Compared with her predecessor, Tsai is clearly in a better position, keeping her support above 50% after a 18.4% decline throughout the year. Ma lost a similar 18% in his first term, but had his approval hit bottom two months into his second term.
Tsai also outperformed her first-term numbers. In 2016, her poll number, at 69.9% in May, went down to 38% at the end of the year.
As seen in Tsai and Ma’s cases, it seems typical in Taiwan for a president to lose popular support months after taking office because of controversial policy topics, scandals, or public accidents.
The difference is that Tsai enjoyed a head start in the second term and has managed to keep an approval rating above 50% for more than half a year.

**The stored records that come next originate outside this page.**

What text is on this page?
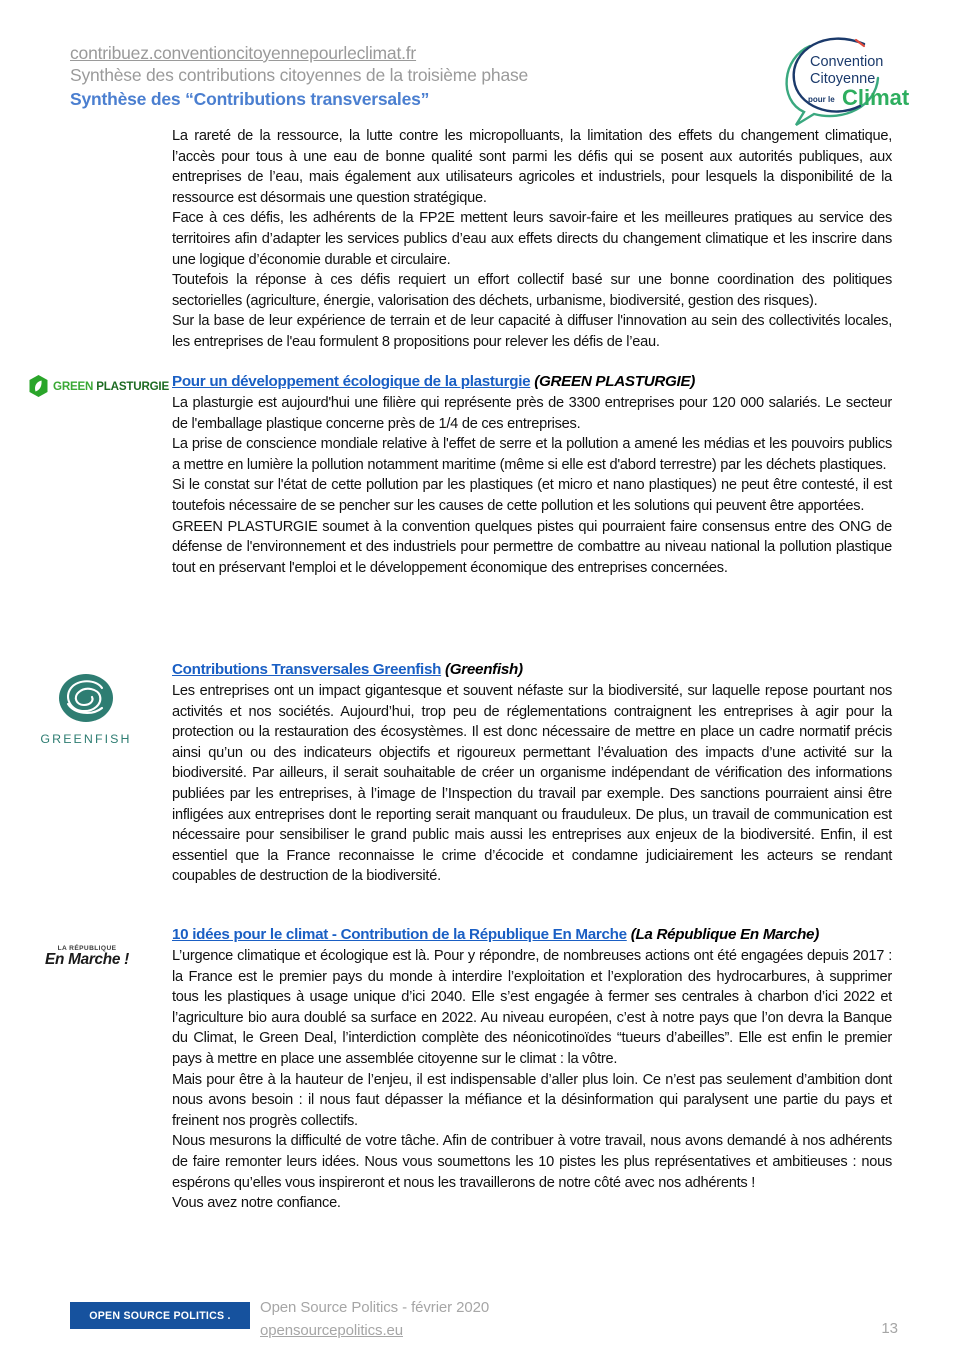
contribuez.conventioncitoyennepourleclimat.fr
Synthèse des contributions citoyennes de la troisième phase
Synthèse des “Contributions transversales”
Convention
Citoyenne
pour le Climat

La rareté de la ressource, la lutte contre les micropolluants, la limitation des effets du changement climatique, l’accès pour tous à une eau de bonne qualité sont parmi les défis qui se posent aux autorités publiques, aux entreprises de l’eau, mais également aux utilisateurs agricoles et industriels, pour lesquels la disponibilité de la ressource est désormais une question stratégique.

Face à ces défis, les adhérents de la FP2E mettent leurs savoir-faire et les meilleures pratiques au service des territoires afin d’adapter les services publics d’eau aux effets directs du changement climatique et les inscrire dans une logique d’économie durable et circulaire.

Toutefois la réponse à ces défis requiert un effort collectif basé sur une bonne coordination des politiques sectorielles (agriculture, énergie, valorisation des déchets, urbanisme, biodiversité, gestion des risques).

Sur la base de leur expérience de terrain et de leur capacité à diffuser l'innovation au sein des collectivités locales, les entreprises de l'eau formulent 8 propositions pour relever les défis de l’eau.

GREEN PLASTURGIE Pour un développement écologique de la plasturgie (GREEN PLASTURGIE)

La plasturgie est aujourd'hui une filière qui représente près de 3300 entreprises pour 120 000 salariés. Le secteur de l'emballage plastique concerne près de 1/4 de ces entreprises.

La prise de conscience mondiale relative à l'effet de serre et la pollution a amené les médias et les pouvoirs publics a mettre en lumière la pollution notamment maritime (même si elle est d'abord terrestre) par les déchets plastiques.

Si le constat sur l'état de cette pollution par les plastiques (et micro et nano plastiques) ne peut être contesté, il est toutefois nécessaire de se pencher sur les causes de cette pollution et les solutions qui peuvent être apportées.

GREEN PLASTURGIE soumet à la convention quelques pistes qui pourraient faire consensus entre des ONG de défense de l'environnement et des industriels pour permettre de combattre au niveau national la pollution plastique tout en préservant l'emploi et le développement économique des entreprises concernées.

GREENFISH
Contributions Transversales Greenfish (Greenfish)

Les entreprises ont un impact gigantesque et souvent néfaste sur la biodiversité, sur laquelle repose pourtant nos activités et nos sociétés. Aujourd’hui, trop peu de réglementations contraignent les entreprises à agir pour la protection ou la restauration des écosystèmes. Il est donc nécessaire de mettre en place un cadre normatif précis ainsi qu’un ou des indicateurs objectifs et rigoureux permettant l’évaluation des impacts d’une activité sur la biodiversité. Par ailleurs, il serait souhaitable de créer un organisme indépendant de vérification des informations publiées par les entreprises, à l’image de l’Inspection du travail par exemple. Des sanctions pourraient ainsi être infligées aux entreprises dont le reporting serait manquant ou frauduleux. De plus, un travail de communication est nécessaire pour sensibiliser le grand public mais aussi les entreprises aux enjeux de la biodiversité. Enfin, il est essentiel que la France reconnaisse le crime d’écocide et condamne judiciairement les acteurs se rendant coupables de destruction de la biodiversité.

LA RÉPUBLIQUE
En Marche !
10 idées pour le climat - Contribution de la République En Marche (La République En Marche)

L’urgence climatique et écologique est là. Pour y répondre, de nombreuses actions ont été engagées depuis 2017 : la France est le premier pays du monde à interdire l’exploitation et l’exploration des hydrocarbures, à supprimer tous les plastiques à usage unique d’ici 2040. Elle s’est engagée à fermer ses centrales à charbon d’ici 2022 et l’agriculture bio aura doublé sa surface en 2022. Au niveau européen, c’est à notre pays que l’on devra la Banque du Climat, le Green Deal, l’interdiction complète des néonicotinoïdes “tueurs d’abeilles”. Elle est enfin le premier pays à mettre en place une assemblée citoyenne sur le climat : la vôtre.

Mais pour être à la hauteur de l’enjeu, il est indispensable d’aller plus loin. Ce n’est pas seulement d’ambition dont nous avons besoin : il nous faut dépasser la méfiance et la désinformation qui paralysent une partie du pays et freinent nos progrès collectifs.

Nous mesurons la difficulté de votre tâche. Afin de contribuer à votre travail, nous avons demandé à nos adhérents de faire remonter leurs idées. Nous vous soumettons les 10 pistes les plus représentatives et ambitieuses : nous espérons qu’elles vous inspireront et nous les travaillerons de notre côté avec nos adhérents !

Vous avez notre confiance.

OPEN SOURCE POLITICS .	Open Source Politics - février 2020
opensourcepolitics.eu	13
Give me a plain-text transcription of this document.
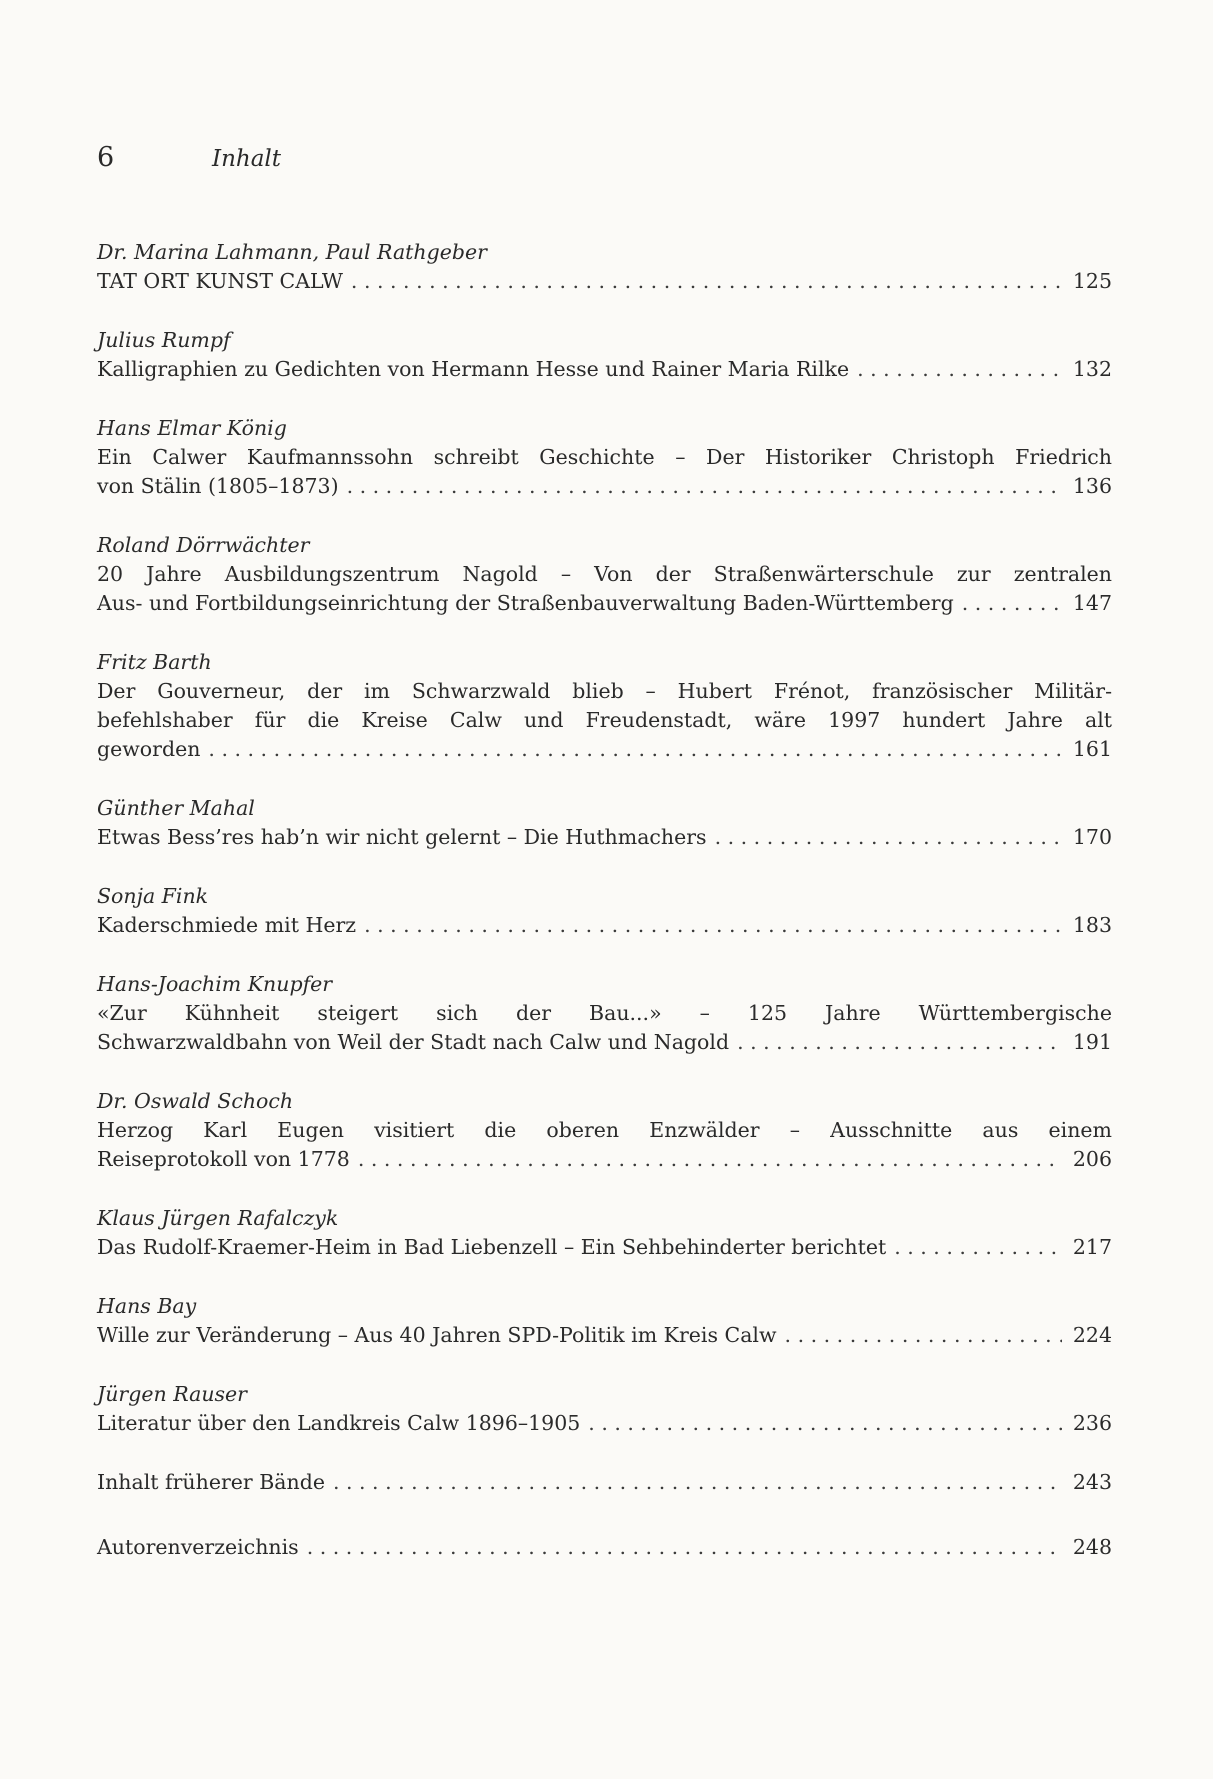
6	Inhalt
Dr. Marina Lahmann, Paul Rathgeber
TAT ORT KUNST CALW . . .	125
Julius Rumpf
Kalligraphien zu Gedichten von Hermann Hesse und Rainer Maria Rilke . . .	132
Hans Elmar König
Ein Calwer Kaufmannssohn schreibt Geschichte – Der Historiker Christoph Friedrich
von Stälin (1805–1873) . . .	136
Roland Dörrwächter
20 Jahre Ausbildungszentrum Nagold – Von der Straßenwärterschule zur zentralen
Aus- und Fortbildungseinrichtung der Straßenbauverwaltung Baden-Württemberg . . .	147
Fritz Barth
Der Gouverneur, der im Schwarzwald blieb – Hubert Frénot, französischer Militär-
befehlshaber für die Kreise Calw und Freudenstadt, wäre 1997 hundert Jahre alt
geworden . . .	161
Günther Mahal
Etwas Bess’res hab’n wir nicht gelernt – Die Huthmachers . . .	170
Sonja Fink
Kaderschmiede mit Herz . . .	183
Hans-Joachim Knupfer
«Zur Kühnheit steigert sich der Bau...» – 125 Jahre Württembergische
Schwarzwaldbahn von Weil der Stadt nach Calw und Nagold . . .	191
Dr. Oswald Schoch
Herzog Karl Eugen visitiert die oberen Enzwälder – Ausschnitte aus einem
Reiseprotokoll von 1778 . . .	206
Klaus Jürgen Rafalczyk
Das Rudolf-Kraemer-Heim in Bad Liebenzell – Ein Sehbehinderter berichtet . . .	217
Hans Bay
Wille zur Veränderung – Aus 40 Jahren SPD-Politik im Kreis Calw . . .	224
Jürgen Rauser
Literatur über den Landkreis Calw 1896–1905 . . .	236
Inhalt früherer Bände . . .	243
Autorenverzeichnis . . .	248
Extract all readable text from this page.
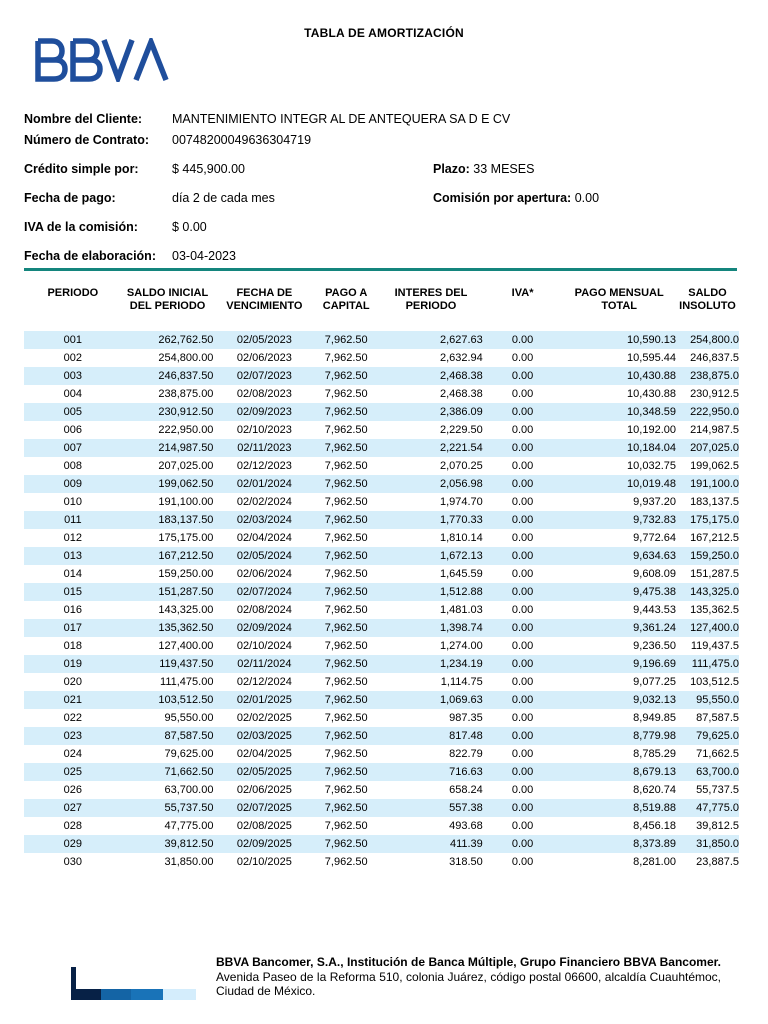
TABLA DE AMORTIZACIÓN
Nombre del Cliente: MANTENIMIENTO INTEGR AL DE ANTEQUERA SA D E CV
Número de Contrato: 00748200049636304719
Crédito simple por:	$ 445,900.00
Fecha de pago:	día 2 de cada mes
IVA de la comisión:	$ 0.00
Fecha de elaboración: 03-04-2023
Plazo: 33 MESES
Comisión por apertura: 0.00
PERIODO	SALDO INICIAL DEL PERIODO	FECHA DE VENCIMIENTO	PAGO A CAPITAL	INTERES DEL PERIODO	IVA*	PAGO MENSUAL TOTAL	SALDO INSOLUTO
001	262,762.50	02/05/2023	7,962.50	2,627.63	0.00	10,590.13	254,800.0
002	254,800.00	02/06/2023	7,962.50	2,632.94	0.00	10,595.44	246,837.5
003	246,837.50	02/07/2023	7,962.50	2,468.38	0.00	10,430.88	238,875.0
004	238,875.00	02/08/2023	7,962.50	2,468.38	0.00	10,430.88	230,912.5
005	230,912.50	02/09/2023	7,962.50	2,386.09	0.00	10,348.59	222,950.0
006	222,950.00	02/10/2023	7,962.50	2,229.50	0.00	10,192.00	214,987.5
007	214,987.50	02/11/2023	7,962.50	2,221.54	0.00	10,184.04	207,025.0
008	207,025.00	02/12/2023	7,962.50	2,070.25	0.00	10,032.75	199,062.5
009	199,062.50	02/01/2024	7,962.50	2,056.98	0.00	10,019.48	191,100.0
010	191,100.00	02/02/2024	7,962.50	1,974.70	0.00	9,937.20	183,137.5
011	183,137.50	02/03/2024	7,962.50	1,770.33	0.00	9,732.83	175,175.0
012	175,175.00	02/04/2024	7,962.50	1,810.14	0.00	9,772.64	167,212.5
013	167,212.50	02/05/2024	7,962.50	1,672.13	0.00	9,634.63	159,250.0
014	159,250.00	02/06/2024	7,962.50	1,645.59	0.00	9,608.09	151,287.5
015	151,287.50	02/07/2024	7,962.50	1,512.88	0.00	9,475.38	143,325.0
016	143,325.00	02/08/2024	7,962.50	1,481.03	0.00	9,443.53	135,362.5
017	135,362.50	02/09/2024	7,962.50	1,398.74	0.00	9,361.24	127,400.0
018	127,400.00	02/10/2024	7,962.50	1,274.00	0.00	9,236.50	119,437.5
019	119,437.50	02/11/2024	7,962.50	1,234.19	0.00	9,196.69	111,475.0
020	111,475.00	02/12/2024	7,962.50	1,114.75	0.00	9,077.25	103,512.5
021	103,512.50	02/01/2025	7,962.50	1,069.63	0.00	9,032.13	95,550.0
022	95,550.00	02/02/2025	7,962.50	987.35	0.00	8,949.85	87,587.5
023	87,587.50	02/03/2025	7,962.50	817.48	0.00	8,779.98	79,625.0
024	79,625.00	02/04/2025	7,962.50	822.79	0.00	8,785.29	71,662.5
025	71,662.50	02/05/2025	7,962.50	716.63	0.00	8,679.13	63,700.0
026	63,700.00	02/06/2025	7,962.50	658.24	0.00	8,620.74	55,737.5
027	55,737.50	02/07/2025	7,962.50	557.38	0.00	8,519.88	47,775.0
028	47,775.00	02/08/2025	7,962.50	493.68	0.00	8,456.18	39,812.5
029	39,812.50	02/09/2025	7,962.50	411.39	0.00	8,373.89	31,850.0
030	31,850.00	02/10/2025	7,962.50	318.50	0.00	8,281.00	23,887.5
BBVA Bancomer, S.A., Institución de Banca Múltiple, Grupo Financiero BBVA Bancomer. Avenida Paseo de la Reforma 510, colonia Juárez, código postal 06600, alcaldía Cuauhtémoc, Ciudad de México.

Support for Tsai has declined, but TPOF said her leadership is still recognized by the majority of Taiwanese voters, attributing the achievement to eight factors, including the government’s handling of the Covid-19 pandemic, stimulus measures, and the economy.
Tsai also built her image as a leader by allowing Taiwan’s semi-presidential system to run smoothly, the foundation found. In the second term, she had the premier lead domestic affairs and focused on “what a president should focus on,” including defense, foreign policy, and cross-strait relations.
While the popularity afforded Tsai the political capital to push forward policies as disputed as the removal of the ban of U.S. pork imports, it remains to be seen if she will bring her support back with a policy change that appeals to a broader coalition.